Do you want the tool to repeat the question before declining to answer or just decline to answer? Or is there another response you want it to give?

“It could be something simple like, repeat back the question first,” said White, or “it could simply ignore the query: ‘Hey, I know you … said something nefarious and inappropriate. I only know [XYZ] policy.’ Or it could ignore what the person said and say, ‘I only know about [XYZ] policy.’”

Conversational AI

Satisfi launched with a focus on sports and entertainment companies. For these companies, White said, there tends to be a big gap between staff size and the number of customers attending an event. Think of tens of thousands of fans at a concert or at a football game compared to just a few staff available to answer their queries.

For companies to augment staff, Satisfi makes an app available for fans to download to their phone to get their queries answered by a chatbot.

“It’s about how you, as a fan, can find out everything around you without moving from your seat,” White said. “A human could not even do that. AI is the only way that could ever happen.”

When a fan queries the tool, the accuracy of the response depends on how well the tool was set up at deployment – what data sources it was given, whether it was corrected during testing if it gave an incorrect answer or went outside its data sources, and so on – and how well the data sources are kept updated.

Considerations about set-up and ongoing data quality apply to any generative AI tool, not just Satisfi’s.

In Satisfi’s case, White said, the company maps out data quality upfront.

“We set up [updating] as part of the onboarding,” White said. “We have an understanding of what data changes, how often it changes, and then give the client the opportunity to update it themselves in real time or reach out to us.”

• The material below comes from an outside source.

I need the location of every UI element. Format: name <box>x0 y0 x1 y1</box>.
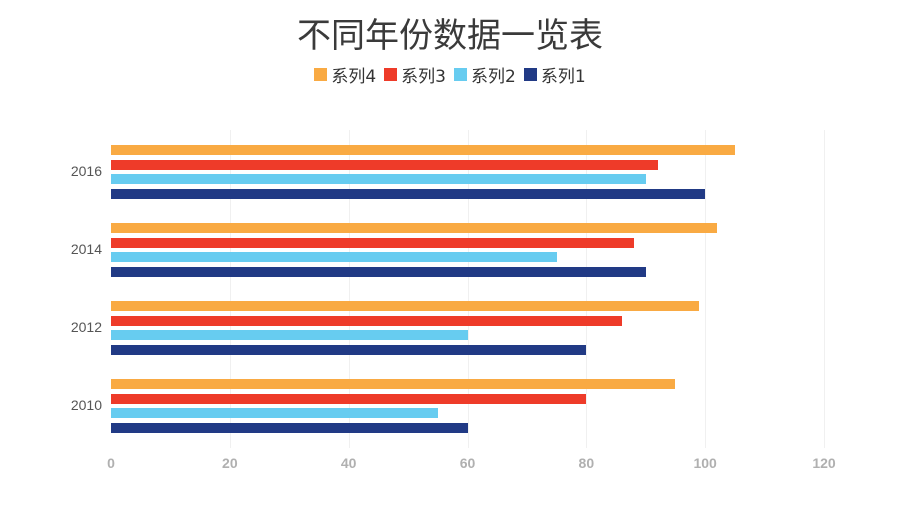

Most clients manage the task themselves. “Usually it’s marketing or guest services departments” who keep the data updated, he said.

Unique to his company’s software, White said, is a response moderator to help ensure the tool stays within the parameters of the data sources and otherwise doesn’t go off the rails by blocking any response that goes outside the criteria that were set for the tool at deployment.

“When it goes outside of [the expected outcomes], it violates the criteria,” White said. “Then we can go back and the moderator will rescind it and say, ‘Try again; you didn’t get it right,’ until it passes the test.”

The company has a patent pending on the moderator. “It literally constrains the generative AI to exactly what the client says is available information to answer the question,” he said.

In-house role

Whatever tool a company ends up using, there’s a role for in-house counsel, White said.

It’s incumbent on the legal team to limit liability by writing a set of terms and conditions on use of the AI tool. That will help ensure users’ expectations are aligned with the risk the company is prepared to take.

“I’ve spent more time with lawyers on this topic in the last two months than in the last five years,” he said. “If in-house lawyers aren’t focusing on this space, they’re missing a lot of opportunity” to add value as their company deploys the technology.